🎚️Redundancy, Failover, and Backup

Service Health Checks

Every microservice is monitored with real-time health probes:

  • Liveness checks: Detect if a service is frozen or stuck

  • Readiness checks: Ensure a service is ready to accept traffic

  • Integrated into Kubernetes for automated recovery

  • Alerting is triggered if repeated failures are detected

These checks are run every few seconds with detailed logs and metrics stored for diagnostics.


Auto-Restart Policies

Failed services are automatically restarted using orchestrator policies:

  • CrashLoopBackOff prevention with exponential backoff and capped retries

  • Pod auto-restart on failure (Kubernetes restartPolicy: Always)

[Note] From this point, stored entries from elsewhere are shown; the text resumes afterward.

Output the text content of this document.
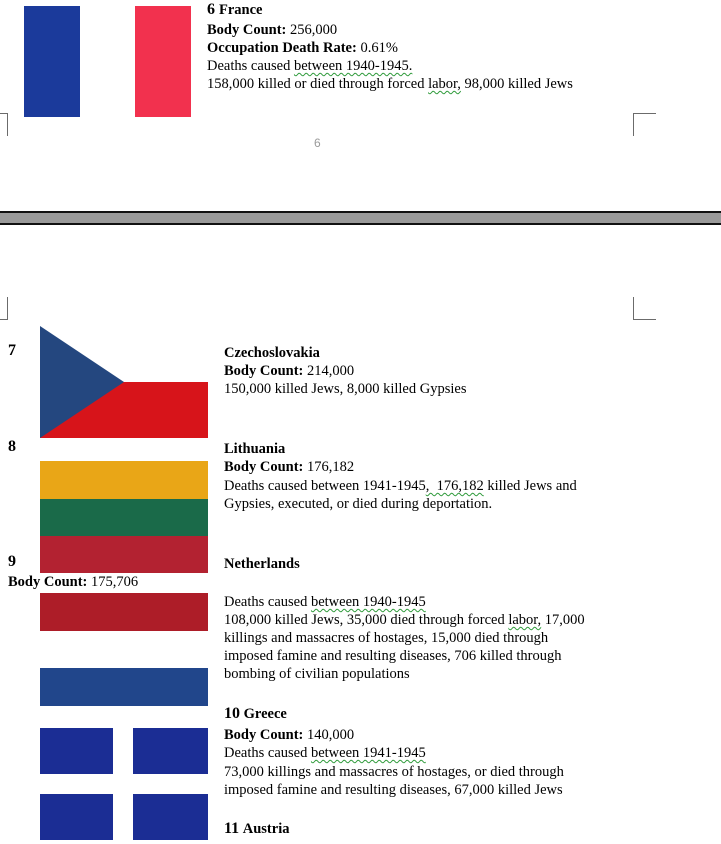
6 France
Body Count: 256,000
Occupation Death Rate: 0.61%
Deaths caused between 1940-1945.
158,000 killed or died through forced labor, 98,000 killed Jews
6
7	Czechoslovakia
Body Count: 214,000
150,000 killed Jews, 8,000 killed Gypsies
8	Lithuania
Body Count: 176,182
Deaths caused between 1941-1945,  176,182 killed Jews and
Gypsies, executed, or died during deportation.
9
Body Count: 175,706
Netherlands
Deaths caused between 1940-1945
108,000 killed Jews, 35,000 died through forced labor, 17,000
killings and massacres of hostages, 15,000 died through
imposed famine and resulting diseases, 706 killed through
bombing of civilian populations
10 Greece
Body Count: 140,000
Deaths caused between 1941-1945
73,000 killings and massacres of hostages, or died through
imposed famine and resulting diseases, 67,000 killed Jews
11 Austria
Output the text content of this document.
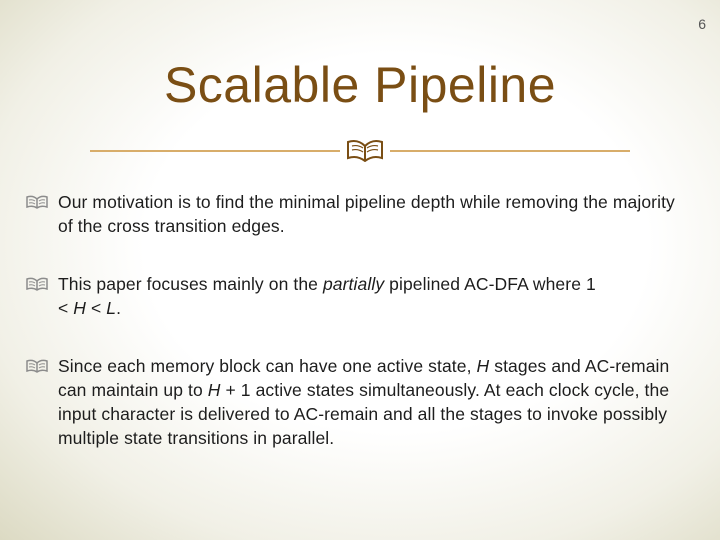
6
Scalable Pipeline
Our motivation is to find the minimal pipeline depth while removing the majority of the cross transition edges.
This paper focuses mainly on the partially pipelined AC-DFA where 1
< H < L.
Since each memory block can have one active state, H stages and AC-remain can maintain up to H + 1 active states simultaneously. At each clock cycle, the input character is delivered to AC-remain and all the stages to invoke possibly multiple state transitions in parallel.
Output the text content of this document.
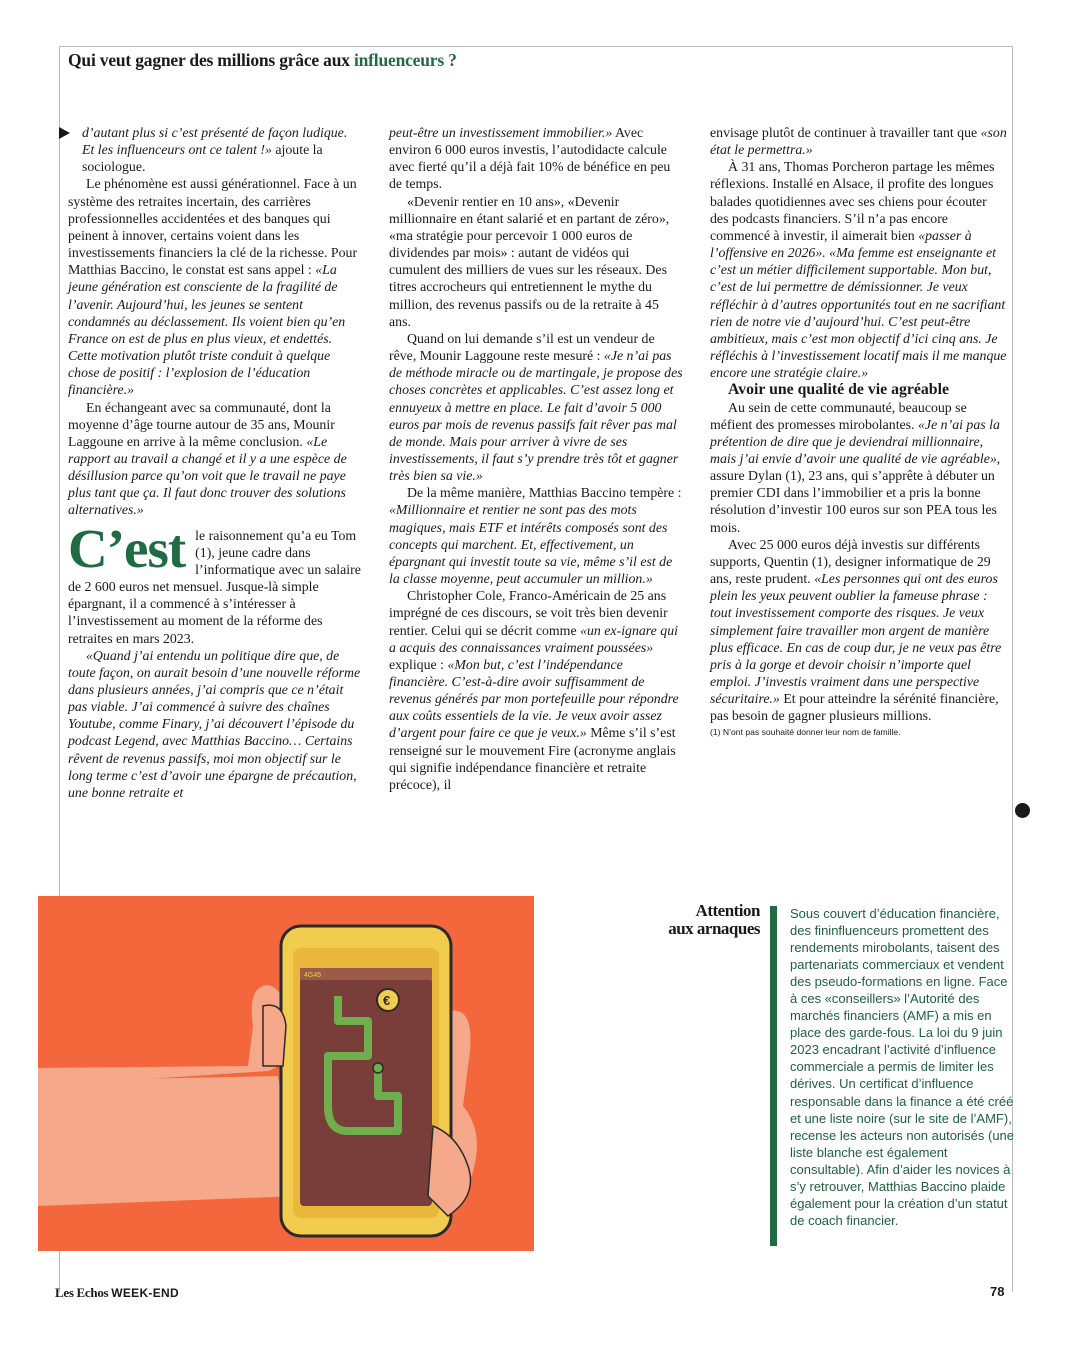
Qui veut gagner des millions grâce aux influenceurs ?

d’autant plus si c’est présenté de façon ludique. Et les influenceurs ont ce talent !» ajoute la sociologue.

Le phénomène est aussi générationnel. Face à un système des retraites incertain, des carrières professionnelles accidentées et des banques qui peinent à innover, certains voient dans les investissements financiers la clé de la richesse. Pour Matthias Baccino, le constat est sans appel : «La jeune génération est consciente de la fragilité de l’avenir. Aujourd’hui, les jeunes se sentent condamnés au déclassement. Ils voient bien qu’en France on est de plus en plus vieux, et endettés. Cette motivation plutôt triste conduit à quelque chose de positif : l’explosion de l’éducation financière.»

En échangeant avec sa communauté, dont la moyenne d’âge tourne autour de 35 ans, Mounir Laggoune en arrive à la même conclusion. «Le rapport au travail a changé et il y a une espèce de désillusion parce qu’on voit que le travail ne paye plus tant que ça. Il faut donc trouver des solutions alternatives.»

C’est le raisonnement qu’a eu Tom (1), jeune cadre dans l’informatique avec un salaire de 2 600 euros net mensuel. Jusque-là simple épargnant, il a commencé à s’intéresser à l’investissement au moment de la réforme des retraites en mars 2023.

«Quand j’ai entendu un politique dire que, de toute façon, on aurait besoin d’une nouvelle réforme dans plusieurs années, j’ai compris que ce n’était pas viable. J’ai commencé à suivre des chaînes Youtube, comme Finary, j’ai découvert l’épisode du podcast Legend, avec Matthias Baccino… Certains rêvent de revenus passifs, moi mon objectif sur le long terme c’est d’avoir une épargne de précaution, une bonne retraite et

peut-être un investissement immobilier.» Avec environ 6 000 euros investis, l’autodidacte calcule avec fierté qu’il a déjà fait 10% de bénéfice en peu de temps.

«Devenir rentier en 10 ans», «Devenir millionnaire en étant salarié et en partant de zéro», «ma stratégie pour percevoir 1 000 euros de dividendes par mois» : autant de vidéos qui cumulent des milliers de vues sur les réseaux. Des titres accrocheurs qui entretiennent le mythe du million, des revenus passifs ou de la retraite à 45 ans.

Quand on lui demande s’il est un vendeur de rêve, Mounir Laggoune reste mesuré : «Je n’ai pas de méthode miracle ou de martingale, je propose des choses concrètes et applicables. C’est assez long et ennuyeux à mettre en place. Le fait d’avoir 5 000 euros par mois de revenus passifs fait rêver pas mal de monde. Mais pour arriver à vivre de ses investissements, il faut s’y prendre très tôt et gagner très bien sa vie.»

De la même manière, Matthias Baccino tempère : «Millionnaire et rentier ne sont pas des mots magiques, mais ETF et intérêts composés sont des concepts qui marchent. Et, effectivement, un épargnant qui investit toute sa vie, même s’il est de la classe moyenne, peut accumuler un million.»

Christopher Cole, Franco-Américain de 25 ans imprégné de ces discours, se voit très bien devenir rentier. Celui qui se décrit comme «un ex-ignare qui a acquis des connaissances vraiment poussées» explique : «Mon but, c’est l’indépendance financière. C’est-à-dire avoir suffisamment de revenus générés par mon portefeuille pour répondre aux coûts essentiels de la vie. Je veux avoir assez d’argent pour faire ce que je veux.» Même s’il s’est renseigné sur le mouvement Fire (acronyme anglais qui signifie indépendance financière et retraite précoce), il

envisage plutôt de continuer à travailler tant que «son état le permettra.»

À 31 ans, Thomas Porcheron partage les mêmes réflexions. Installé en Alsace, il profite des longues balades quotidiennes avec ses chiens pour écouter des podcasts financiers. S’il n’a pas encore commencé à investir, il aimerait bien «passer à l’offensive en 2026». «Ma femme est enseignante et c’est un métier difficilement supportable. Mon but, c’est de lui permettre de démissionner. Je veux réfléchir à d’autres opportunités tout en ne sacrifiant rien de notre vie d’aujourd’hui. C’est peut-être ambitieux, mais c’est mon objectif d’ici cinq ans. Je réfléchis à l’investissement locatif mais il me manque encore une stratégie claire.»

Avoir une qualité de vie agréable

Au sein de cette communauté, beaucoup se méfient des promesses mirobolantes. «Je n’ai pas la prétention de dire que je deviendrai millionnaire, mais j’ai envie d’avoir une qualité de vie agréable», assure Dylan (1), 23 ans, qui s’apprête à débuter un premier CDI dans l’immobilier et a pris la bonne résolution d’investir 100 euros sur son PEA tous les mois.

Avec 25 000 euros déjà investis sur différents supports, Quentin (1), designer informatique de 29 ans, reste prudent. «Les personnes qui ont des euros plein les yeux peuvent oublier la fameuse phrase : tout investissement comporte des risques. Je veux simplement faire travailler mon argent de manière plus efficace. En cas de coup dur, je ne veux pas être pris à la gorge et devoir choisir n’importe quel emploi. J’investis vraiment dans une perspective sécuritaire.» Et pour atteindre la sérénité financière, pas besoin de gagner plusieurs millions.

(1) N’ont pas souhaité donner leur nom de famille.

4G45
€
Attention
aux arnaques
Sous couvert d’éducation financière, des fininfluenceurs promettent des rendements mirobolants, taisent des partenariats commerciaux et vendent des pseudo-formations en ligne. Face à ces «conseillers» l’Autorité des marchés financiers (AMF) a mis en place des garde-fous. La loi du 9 juin 2023 encadrant l’activité d’influence commerciale a permis de limiter les dérives. Un certificat d’influence responsable dans la finance a été créé et une liste noire (sur le site de l’AMF), recense les acteurs non autorisés (une liste blanche est également consultable). Afin d’aider les novices à s’y retrouver, Matthias Baccino plaide également pour la création d’un statut de coach financier.
Les Echos WEEK-END	78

  • Containers are stateless; state is stored in external volumes or databases

Critical services have separate failover containers spun up on different nodes.


Geo-Replication and Database Backups

Data is protected through multiple layers:

  • Geo-replication: Core databases (PostgreSQL, MongoDB) are mirrored across 2+ regions

  • Daily encrypted backups to S3-compatible storage

  • Point-in-time recovery (PITR) available for critical systems

  • Backup integrity is tested weekly with restore drills

Write-ahead logs (WAL) are also archived for fine-grained recovery.


Rollback Strategies

If a new deployment causes issues:

  • Blue-green deployments allow quick switch back to the previous version

  • Canary deployments minimize risk by exposing changes to a small subset of users

  • Each release is versioned and stored in a container registry

  • Rollbacks are automated with kubectl rollout undo or Helm

Database migrations are reversible with Liquibase or Alembic.